Bild: Gefangen zwischen Weltläufigkeit und Nationalismus
Ich habe das Gefühl, seit dem 24. Juni vergangenen Jahres auf einer langen
emotionalen Reise gewesen zu sein.
An jenem Morgen nach dem Brexit-Referendum stand ich früh auf. Kaffee,
Internet, Fernsehen in meinem Berliner Wohnzimmer. Innerhalb von Minuten
war klar, dass das Unmögliche geschehen war. Und dass ich auf der
Verliererseite stand.
Um ehrlich zu sein, schien es für mich und die Freunde, die ich eingeladen
hatte, um eine, wie wir gehofft hatten, Siegesfrühstücks-Wahlparty zu
feiern, eine offensichtliche Erklärung für das Brexit-Votum zu geben:
uninformierte Menschen – ganz anders als wir selbst – hatten für die
Isolation gestimmt. In den darauffolgenden Tagen fühlte ich mich entfremdet
von einem Land, das ich nicht länger verstand. Ich war geschockt, als die
ersten Berichte von rassistischen Beleidigungen und Angriffen auf Ausländer
kamen. Ich habe die Petition für ein zweites Referendum unterstützt. Aber
im Grunde war ich mutlos. Es würde keinen Unterschied machen. Es war schon
passiert. Deshalb suchte ich nach etwas Positivem, auf das ich mich
konzentrieren konnte.
Spulen wir vor auf den 8. Januar diesen Jahres. Ein Sonntagabend, wieder
eine Party in meinem Berliner Wohnzimmer. Dieses Mal gab es eine Art Sieg
zu feiern – mich als neuen deutschen Staatsbürger. Nachdem ich meine
Urkunde am Schöneberger Rathaus abgeholt hatte, kamen Freunde mit
Spreewaldgurken und Nürnberger Würstchen. Wir spielten deutsche Musik,
tranken deutsches Bier und lachten über Fragen, die ich beim
Einbürgerungstest zu beantworten hatte.
## Die Wehrmacht als Beweis
Ein Teil des Sieges bestand darin, dass die Einbürgerung innerhalb von
sechs Monaten und relativ schmerzlos über die Bühne ging. Das einzige
wirkliche Problem war ein Formular über die Herkunft meiner deutschen Frau,
das ich ausfüllen sollte. Detaillierte Angaben über ihre Eltern und
Großeltern! „Hat Ihr Großvater in der Wehrmacht gekämpft?“ Hat er, aber …
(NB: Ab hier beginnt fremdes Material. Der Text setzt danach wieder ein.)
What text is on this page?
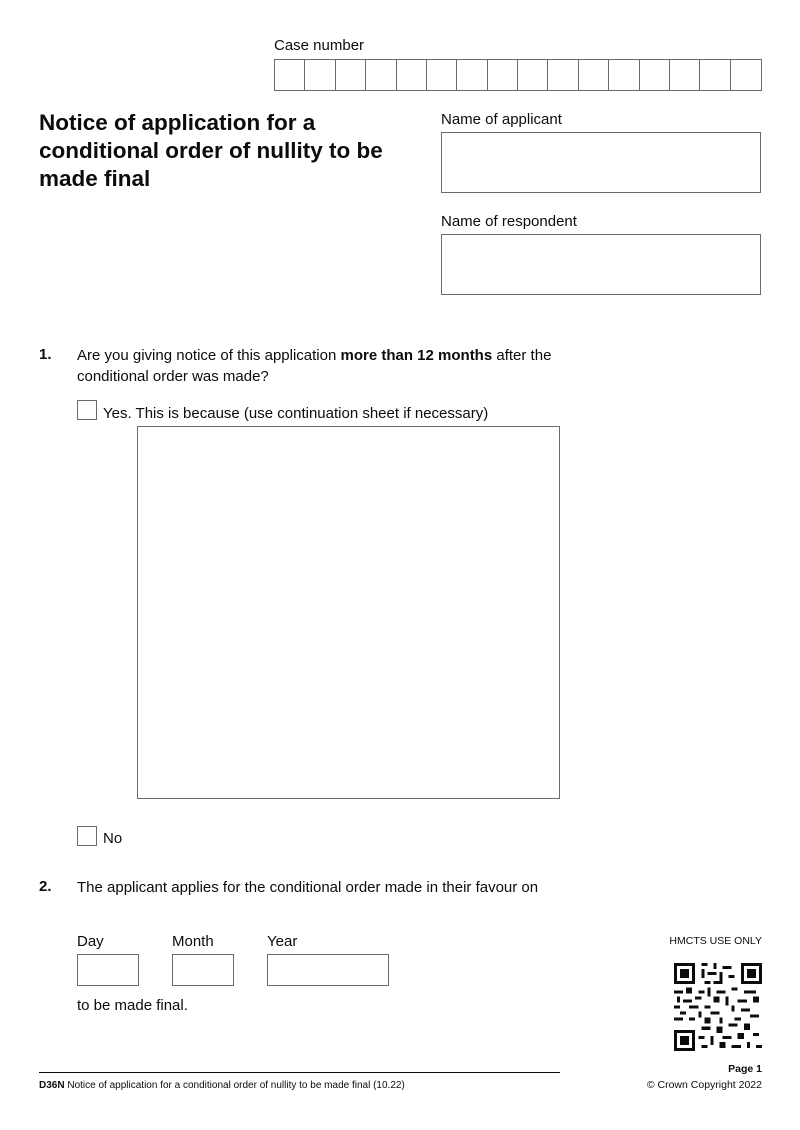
Case number
Notice of application for a conditional order of nullity to be made final
Name of applicant
Name of respondent
1. Are you giving notice of this application more than 12 months after the conditional order was made?
Yes. This is because (use continuation sheet if necessary)
No
2. The applicant applies for the conditional order made in their favour on
Day	Month	Year
to be made final.
HMCTS USE ONLY
D36N Notice of application for a conditional order of nullity to be made final (10.22)
Page 1
© Crown Copyright 2022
für einen Unterschied macht das? Wir beschwerten uns im Rathaus. Die
Antwort: Der Wehrdienst des Großvaters sei „Beweis“ für die Nationalität
meiner Frau. Ich frage mich: Warum reicht nicht ihre Geburtsurkunde?
Der Sieg war aber auch ein persönlicher. Obwohl ich seit 1992, mit einigen
Unterbrechungen, in Deutschland gelebt habe, hat es so etwas Großes wie den
Brexit gebraucht, um mir einzugestehen, dass dieses Land auch mein Zuhause
ist. Meine Niedergeschlagenheit danach hat bewirkt, dass ich mein
Deutschsein annehmen, sogar feiern wollte. Ich bin nicht allein. Von meinen
fünf engsten britischen Freunden in Berlin haben vier nach dem Brexit die
deutsche Staatsangehörigkeit beantragt, zwei haben sie schon. Die Inhaberin
des Ladens Broken English in Kreuzberg hat Tipps für die Einbürgerung
ausgehängt. Sie sagt, fast alle ihre britischen Kunden hätten einen Antrag
gestellt.
Die Frage, die mir am häufigsten gestellt wird, ist, ob ich auch immer noch
Brite bin. Die Antwort ist ja, und während der erste Teil meiner Reise nach
letztem Juni darin bestand, Großbritannien zu entfliehen, fühle ich mich
jetzt, in der Sicherheit der deutschen Staatsbürgerschaft, wieder zu meiner
ursprünglichen Heimat hingezogen.
Meine Familie hat starke Verbindungen zu Großbritannien: Meine Frau und ich
haben uns dort verliebt, unsere Kinder haben dort Cousins und Cousinen,
Tanten und Onkel und einen Großvater. Doch während unser ältester, schon
erwachsener Sohn beide Staatsbürgerschaften hat, sind meine Frau und unsere
Tochter „nur“ deutsch. Wird meine Tochter wie ihr Bruder auf eine
britische Universität gehen können? Werden meine Frau und ich uns nach der
Pensionierung ein Ferienhaus in Cornwall kaufen können, wie wir es uns
erträumt haben? Dieselbe Energie, Deutscher zu werden, die der Brexit in
mir erweckt hat, trieb mich jetzt dazu, für meine Tochter die britische
Staatsbürgerschaft zu beantragen.
## Ein politisches Schachspiel
Das Gefühl von Ungewissheit, was die Zukunft meiner Familie in
Großbritannien angeht, gibt mir auch einen Einblick in die noch tiefere
Unsicherheit der Europäer, die dort leben. Einige kennen wir: ehemalige
Kollegen aus der Financial Times, Akademikerfreunde meiner Frau, den
polnischen Handwerker, der uns im Haus half, als wir in London lebten.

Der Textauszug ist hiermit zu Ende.